Step 2 — Verify PR and child capacity
Confirm PR status if unclear.
Clinician considers child’s capacity and wishes, where appropriate.
Step 3 — Clinical disagreement
If non-urgent, advise parents to resolve externally (mediation / legal routes) before proceeding.
If delay risks harm, safeguarding lead considers best-interests action and/or seeks paeds/legal/MDO advice.
Step 4 — Records access
Default: provide PR-holder access unless competent child refuses or disclosure is not in best interests.
Redact third-party information.
If any hint of risk (DA/coercion/abduction), pause and seek safeguarding/MDO advice.
Step 5 — Documentation
Record neutrally in the child’s notes:
nature of disagreement,
what each parent said,
decisions/rationale (PR, capacity, best interests),
observed impact,
whether standard letter issued and to whom.
Step 6 — Standard practice-position letter
Send to both parents with PR (unless unsafe).
File in record.
Step 7 — Safeguarding escalation
Escalate when conflict:
blocks essential care,
is clearly distressing/harming the child,
involves abuse/neglect indicators,
or cumulatively raises concern.
Use early help / MASH advice / referral as locally appropriate.
Step 8 — Staff safety
Follow zero-tolerance policy for abusive behaviour.
Review
Safeguarding lead reviews cases quarterly.
SOP reviewed annually or after significant incident.
Template Letter: Neutral Practice Position for Separated / Conflicting Parents
(Send to both parents with PR unless there is a documented best-interests/safety reason not to.)
Dear [Parent/Carer name],
We are writing to both parents/carers with parental responsibility to clarify the practice’s position where there are differing parental views about a child’s healthcare.
Our role and approach
Our duty is to provide healthcare based on [Child’s name]’s needs and best interests.
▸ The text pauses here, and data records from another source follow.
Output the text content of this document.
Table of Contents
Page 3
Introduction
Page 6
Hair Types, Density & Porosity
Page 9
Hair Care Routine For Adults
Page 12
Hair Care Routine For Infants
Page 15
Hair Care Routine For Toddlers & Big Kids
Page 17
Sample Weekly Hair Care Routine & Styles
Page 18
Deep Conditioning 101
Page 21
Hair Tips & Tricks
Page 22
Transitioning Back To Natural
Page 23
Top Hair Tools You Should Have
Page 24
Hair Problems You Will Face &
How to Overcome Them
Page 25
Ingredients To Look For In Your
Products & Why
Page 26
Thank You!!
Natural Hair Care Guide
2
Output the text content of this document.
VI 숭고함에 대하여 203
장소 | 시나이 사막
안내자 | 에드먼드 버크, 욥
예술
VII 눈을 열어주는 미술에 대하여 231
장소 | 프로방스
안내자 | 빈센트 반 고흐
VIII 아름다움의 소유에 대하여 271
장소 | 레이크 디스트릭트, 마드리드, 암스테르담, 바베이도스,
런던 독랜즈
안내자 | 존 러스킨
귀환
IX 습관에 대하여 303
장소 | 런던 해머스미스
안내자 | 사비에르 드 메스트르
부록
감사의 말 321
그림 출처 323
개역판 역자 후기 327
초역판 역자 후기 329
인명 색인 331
We are not able to mediate or take sides in parental disputes. Any clinical decisions we make will be based on the child’s health presentation and relevant professional guidance.
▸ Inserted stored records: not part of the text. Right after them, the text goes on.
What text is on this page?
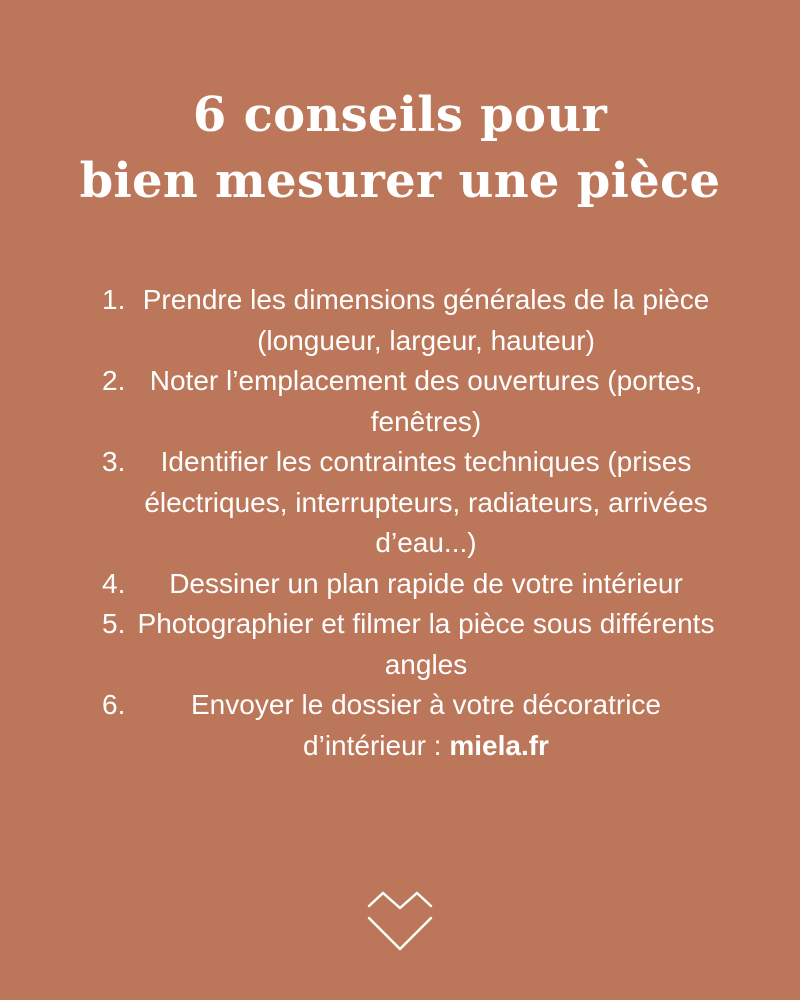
6 conseils pour
bien mesurer une pièce
1. Prendre les dimensions générales de la pièce (longueur, largeur, hauteur)
2. Noter l’emplacement des ouvertures (portes, fenêtres)
3.	Identifier les contraintes techniques (prises électriques, interrupteurs, radiateurs, arrivées d’eau...)
4.	Dessiner un plan rapide de votre intérieur
5. Photographier et filmer la pièce sous différents angles
6.	Envoyer le dossier à votre décoratrice d’intérieur : miela.fr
Parental responsibility and involvement
Where both parents hold parental responsibility, we will aim to involve both appropriately in significant health decisions, unless doing so would not be in the child’s best interests or the child is competent and chooses otherwise.
Access to medical records
Parents with parental responsibility are usually entitled to access their child’s medical record. Access may be limited only where:
the child or young person has capacity and does not consent to sharing; or
in our clinical judgement, sharing would not be in the child’s best interests.
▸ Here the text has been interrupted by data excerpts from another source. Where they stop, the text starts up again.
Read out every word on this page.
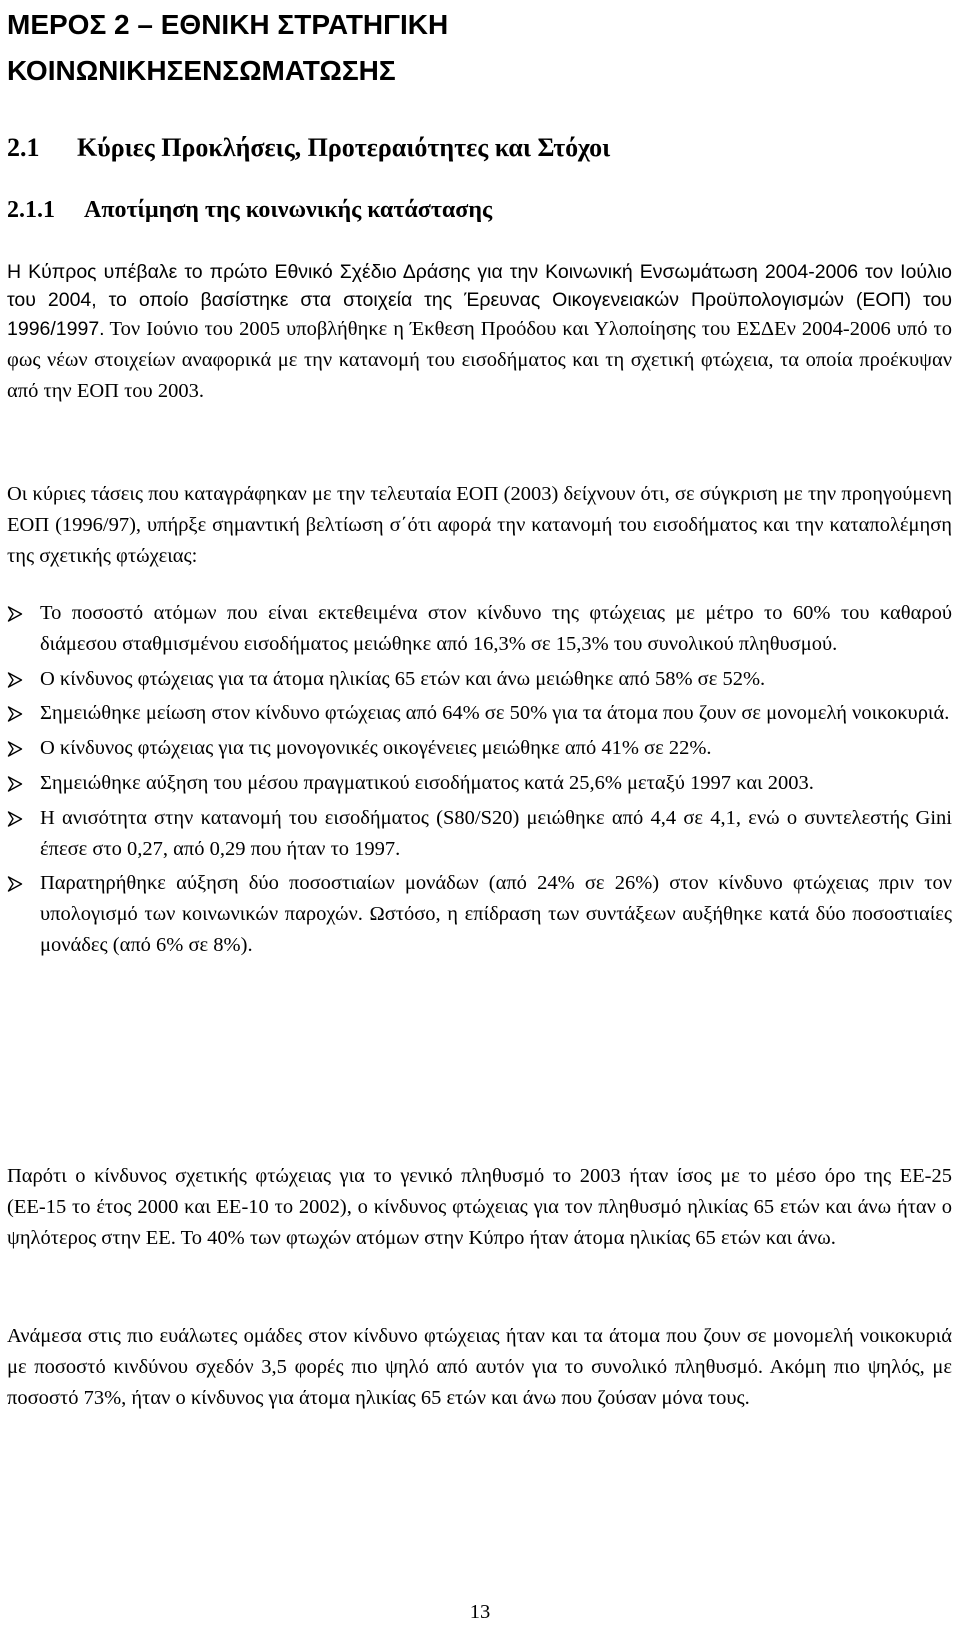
ΜΕΡΟΣ 2 – ΕΘΝΙΚΗ ΣΤΡΑΤΗΓΙΚΗ
ΚΟΙΝΩΝΙΚΗΣΕΝΣΩΜΑΤΩΣΗΣ
2.1 Κύριες Προκλήσεις, Προτεραιότητες και Στόχοι
2.1.1 Αποτίμηση της κοινωνικής κατάστασης

Η Κύπρος υπέβαλε το πρώτο Εθνικό Σχέδιο Δράσης για την Κοινωνική Ενσωμάτωση 2004-2006 τον Ιούλιο του 2004, το οποίο βασίστηκε στα στοιχεία της Έρευνας Οικογενειακών Προϋπολογισμών (ΕΟΠ) του 1996/1997. Τον Ιούνιο του 2005 υποβλήθηκε η Έκθεση Προόδου και Υλοποίησης του ΕΣΔΕν 2004-2006 υπό το φως νέων στοιχείων αναφορικά με την κατανομή του εισοδήματος και τη σχετική φτώχεια, τα οποία προέκυψαν από την ΕΟΠ του 2003.

Οι κύριες τάσεις που καταγράφηκαν με την τελευταία ΕΟΠ (2003) δείχνουν ότι, σε σύγκριση με την προηγούμενη ΕΟΠ (1996/97), υπήρξε σημαντική βελτίωση σ΄ότι αφορά την κατανομή του εισοδήματος και την καταπολέμηση της σχετικής φτώχειας:

Το ποσοστό ατόμων που είναι εκτεθειμένα στον κίνδυνο της φτώχειας με μέτρο το 60% του καθαρού διάμεσου σταθμισμένου εισοδήματος μειώθηκε από 16,3% σε 15,3% του συνολικού πληθυσμού.
Ο κίνδυνος φτώχειας για τα άτομα ηλικίας 65 ετών και άνω μειώθηκε από 58% σε 52%.
Σημειώθηκε μείωση στον κίνδυνο φτώχειας από 64% σε 50% για τα άτομα που ζουν σε μονομελή νοικοκυριά.
Ο κίνδυνος φτώχειας για τις μονογονικές οικογένειες μειώθηκε από 41% σε 22%.
Σημειώθηκε αύξηση του μέσου πραγματικού εισοδήματος κατά 25,6% μεταξύ 1997 και 2003.
Η ανισότητα στην κατανομή του εισοδήματος (S80/S20) μειώθηκε από 4,4 σε 4,1, ενώ ο συντελεστής Gini έπεσε στο 0,27, από 0,29 που ήταν το 1997.
Παρατηρήθηκε αύξηση δύο ποσοστιαίων μονάδων (από 24% σε 26%) στον κίνδυνο φτώχειας πριν τον υπολογισμό των κοινωνικών παροχών. Ωστόσο, η επίδραση των συντάξεων αυξήθηκε κατά δύο ποσοστιαίες μονάδες (από 6% σε 8%).

Παρότι ο κίνδυνος σχετικής φτώχειας για το γενικό πληθυσμό το 2003 ήταν ίσος με το μέσο όρο της ΕΕ-25 (ΕΕ-15 το έτος 2000 και ΕΕ-10 το 2002), ο κίνδυνος φτώχειας για τον πληθυσμό ηλικίας 65 ετών και άνω ήταν ο ψηλότερος στην ΕΕ. Το 40% των φτωχών ατόμων στην Κύπρο ήταν άτομα ηλικίας 65 ετών και άνω.

Ανάμεσα στις πιο ευάλωτες ομάδες στον κίνδυνο φτώχειας ήταν και τα άτομα που ζουν σε μονομελή νοικοκυριά με ποσοστό κινδύνου σχεδόν 3,5 φορές πιο ψηλό από αυτόν για το συνολικό πληθυσμό. Ακόμη πιο ψηλός, με ποσοστό 73%, ήταν ο κίνδυνος για άτομα ηλικίας 65 ετών και άνω που ζούσαν μόνα τους.

13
When records are shared, any third-party information (for example details about another parent) will be removed where appropriate.
Disagreements about assessment or treatment
If there is disagreement about non-urgent assessment or treatment, we will usually ask that this is resolved between parents through appropriate routes (for example mediation or legal advice) before proceeding. If we believe delay is likely to be harmful to the child, we will act in the child’s best interests and may seek advice from safeguarding professionals.
Communication with the practice
To ensure we can focus on your child’s care:
please avoid asking staff to pass messages or arguments between parents;
please keep requests focused on clinical matters;
abusive or threatening communication towards staff is not acceptable and will be managed under our practice policy.
The child’s wellbeing
Ongoing high conflict between parents can affect children’s wellbeing. If we become concerned that conflict is impacting [Child’s name]’s health, development, or access to care, we may seek safeguarding advice or involve other services in line with our duties.
If you have questions about this letter or wish to discuss your child’s health needs, please contact the practice to arrange an appropriate appointment.